The problem involves calculating the force required to move a 50kg crate resting on the floor, given a coefficient of static friction of 0.5. Participants are exploring the relationship between frictional force and normal force in the context of static friction.
The discussion is progressing with participants attempting to calculate the normal force and frictional force. Some guidance has been provided regarding the use of the equation and the relationship between mass, weight, and friction. Multiple interpretations of the problem are being explored, particularly regarding the calculations involved.
Participants are working under the constraints of a homework assignment, which may limit the information they can reference or the methods they can use. There is ongoing questioning about the correct application of the equations involved.
rock.freak667 said:Do you know the equation that F=uR, where F is the frictional force and R is the normal reaction?
rock.freak667 said:Firstly, you'll need to find the normal reaction,R. In this case it is simply the crate's weight. When you have that, put that into F=uR where u is the coefficient of friction. Then compare the value of friction that you get to the answers given.

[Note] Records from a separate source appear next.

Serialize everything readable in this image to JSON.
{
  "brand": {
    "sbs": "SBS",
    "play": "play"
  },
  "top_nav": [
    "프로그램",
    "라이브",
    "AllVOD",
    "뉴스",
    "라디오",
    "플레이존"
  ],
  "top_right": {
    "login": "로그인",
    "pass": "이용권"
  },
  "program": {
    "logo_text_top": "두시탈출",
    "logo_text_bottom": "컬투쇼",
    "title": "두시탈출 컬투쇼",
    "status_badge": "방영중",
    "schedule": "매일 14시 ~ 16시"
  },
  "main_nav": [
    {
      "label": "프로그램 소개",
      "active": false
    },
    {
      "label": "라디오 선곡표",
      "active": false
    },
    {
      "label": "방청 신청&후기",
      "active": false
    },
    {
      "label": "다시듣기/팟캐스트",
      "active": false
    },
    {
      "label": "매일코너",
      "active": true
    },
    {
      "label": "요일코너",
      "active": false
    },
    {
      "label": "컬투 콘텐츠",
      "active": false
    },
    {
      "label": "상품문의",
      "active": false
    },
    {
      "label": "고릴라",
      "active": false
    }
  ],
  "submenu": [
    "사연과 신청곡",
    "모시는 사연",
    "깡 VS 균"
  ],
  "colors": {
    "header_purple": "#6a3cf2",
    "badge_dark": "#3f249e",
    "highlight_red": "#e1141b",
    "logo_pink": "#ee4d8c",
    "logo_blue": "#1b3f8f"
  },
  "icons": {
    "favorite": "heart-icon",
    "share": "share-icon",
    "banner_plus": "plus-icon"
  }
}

vballkatie22 said:Ok. That sounds pretty easy. So for that it would look like this..
F= uR
F= (.5)(50)
I guess I multiply right? And that gives me 25N but that isn't an answer.
Did I do something wrong?
rock.freak667 said:50kg is the crate's mass. To find its weight you need to multiply the mass and the acceleration due to gravity
vballkatie22 said:Ok. So to find the weight I take 50kg and times that by acceleration which is 9.8 (gravity)
To get 490.
Correct?
rock.freak667 said:yes that is the weight of the crate and hence its normal reaction. Now what is the frictional force (this also is the frictional force which causes the crate to be in limiting equilibrium)
vballkatie22 said:Would it be .5? I don't really know.